L’image finale d’« Oblivion » relève-t-elle de l’esthétique pure ou de l’horreur écologique ? Deux heures durant, Sarah Vanhee a enfoui la scène sous les déchets. Ses déchets. Les déchets d’une année, qu’elle extrait sans répit d’une cinquantaine de cartons.
Pots de yaourt, protections périodiques, bouteilles en plastique, cotons à démaquiller, vêtements usés, boîtes de lait, emballages, bouteilles de bière, relevés de comptes bancaires, sachets de supermarché, DVD, téléphone portable : un à un ils se dressent ou s’étalent, scintillent jusqu’à former le paysage splendide d’une ville sous le soleil déclinant. Ils ne sont pas exposés, mais disposés avec soin. Tels les témoins muets de toute une vie. Une documentation sans apprêt.

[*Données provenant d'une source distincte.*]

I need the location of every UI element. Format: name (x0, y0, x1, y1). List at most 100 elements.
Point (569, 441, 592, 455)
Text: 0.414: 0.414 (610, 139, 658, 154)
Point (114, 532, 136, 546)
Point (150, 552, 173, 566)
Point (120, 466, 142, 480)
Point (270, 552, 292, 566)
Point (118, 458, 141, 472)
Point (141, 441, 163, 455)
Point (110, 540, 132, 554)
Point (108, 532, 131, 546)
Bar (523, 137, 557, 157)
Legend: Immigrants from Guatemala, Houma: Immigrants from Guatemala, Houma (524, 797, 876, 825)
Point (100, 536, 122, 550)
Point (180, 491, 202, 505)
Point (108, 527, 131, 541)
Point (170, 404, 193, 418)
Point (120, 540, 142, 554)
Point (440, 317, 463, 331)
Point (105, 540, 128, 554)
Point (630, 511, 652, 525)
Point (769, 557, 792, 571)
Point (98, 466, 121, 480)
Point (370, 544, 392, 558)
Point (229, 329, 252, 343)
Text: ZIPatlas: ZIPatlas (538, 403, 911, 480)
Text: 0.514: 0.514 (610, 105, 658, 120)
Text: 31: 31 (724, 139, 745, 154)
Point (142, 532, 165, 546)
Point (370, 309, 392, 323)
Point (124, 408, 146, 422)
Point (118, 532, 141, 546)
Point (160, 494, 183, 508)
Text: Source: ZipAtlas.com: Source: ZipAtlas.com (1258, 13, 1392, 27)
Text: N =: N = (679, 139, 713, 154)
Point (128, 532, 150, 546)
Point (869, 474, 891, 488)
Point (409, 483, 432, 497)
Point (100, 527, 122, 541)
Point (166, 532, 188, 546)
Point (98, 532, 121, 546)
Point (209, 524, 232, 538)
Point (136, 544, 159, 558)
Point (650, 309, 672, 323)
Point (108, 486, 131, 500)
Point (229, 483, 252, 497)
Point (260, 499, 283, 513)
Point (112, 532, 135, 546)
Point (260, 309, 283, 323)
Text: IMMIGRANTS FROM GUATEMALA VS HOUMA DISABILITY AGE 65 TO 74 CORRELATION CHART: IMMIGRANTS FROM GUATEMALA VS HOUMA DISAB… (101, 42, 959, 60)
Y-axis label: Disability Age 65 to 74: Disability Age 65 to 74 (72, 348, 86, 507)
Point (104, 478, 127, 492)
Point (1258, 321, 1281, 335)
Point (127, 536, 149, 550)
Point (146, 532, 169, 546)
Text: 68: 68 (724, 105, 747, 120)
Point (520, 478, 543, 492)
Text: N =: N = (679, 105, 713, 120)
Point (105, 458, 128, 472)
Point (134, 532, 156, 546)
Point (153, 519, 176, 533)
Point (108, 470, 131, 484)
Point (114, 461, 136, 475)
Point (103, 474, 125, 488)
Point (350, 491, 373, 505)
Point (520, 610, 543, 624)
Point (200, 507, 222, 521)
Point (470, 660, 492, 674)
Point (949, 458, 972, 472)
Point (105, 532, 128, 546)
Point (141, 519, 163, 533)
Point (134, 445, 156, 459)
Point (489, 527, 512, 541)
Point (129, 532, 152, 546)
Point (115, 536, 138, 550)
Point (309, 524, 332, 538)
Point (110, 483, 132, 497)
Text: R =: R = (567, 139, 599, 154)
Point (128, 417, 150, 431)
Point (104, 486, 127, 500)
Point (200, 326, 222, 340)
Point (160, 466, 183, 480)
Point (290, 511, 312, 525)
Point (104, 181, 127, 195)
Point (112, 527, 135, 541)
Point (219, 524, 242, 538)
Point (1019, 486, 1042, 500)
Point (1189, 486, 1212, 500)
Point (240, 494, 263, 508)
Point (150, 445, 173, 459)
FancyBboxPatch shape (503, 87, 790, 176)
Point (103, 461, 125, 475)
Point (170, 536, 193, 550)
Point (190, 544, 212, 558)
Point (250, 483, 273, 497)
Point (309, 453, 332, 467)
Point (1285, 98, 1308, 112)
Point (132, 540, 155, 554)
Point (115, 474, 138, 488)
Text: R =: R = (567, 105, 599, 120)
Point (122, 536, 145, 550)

« Oblivion » n’est pas pour autant un manifeste écologiste, mais plutôt un hommage aux choses. Aussitôt que notre anthropocentrisme et notre consumérisme les ont utilisées, consumées, éventrées, elles tombent invariablement dans l’oubli. Sarah Vanhee au contraire leur donne une seconde vie. Son déballage un instant en suspens, elle s’immobilise auprès d’une bouteille d’eau vide. Et énumère toutes les étapes du processus de production, sans oublier le long voyage autour du monde du liquide sous son capuchon. « Oblivion » nous rappelle la complexité globale des choses, face aux oubliettes autour desquelles gravite notre économie de la consommation.
« Si j’avais été conséquente, la performance aurait dû aussi durer un an », lance Sarah Vanhee, qui poursuit sa réflexion à propos d’elle-même et de la représentation. Cette apparence d’autofocalisation mais aussi sa dramaturgie de l’accumulation poussent quelques spectateurs à s’éclipser. C’est ainsi : toute performance radicale crée ses propres déchets, ses propres renégats. Or, ici, ils ont tort. Tous les éléments qui restent, qui traversent le texte de Vanhee et la bande-son – des propos de Žižek sur le pétrole au journal de bord de l’artiste sur ses propres selles – constituent le noyau même de ce qui rend ce solo si pertinemment ambigu. « Oblivion » problématise la frontière idéologique entre l’utile et l’inutile, entre la création et les excréments, entre l’efficacité et l’écologie. Qui accepte de s’abandonner à cette abondance en ressort plus riche. Vanhee nous fait regarder les choses autrement.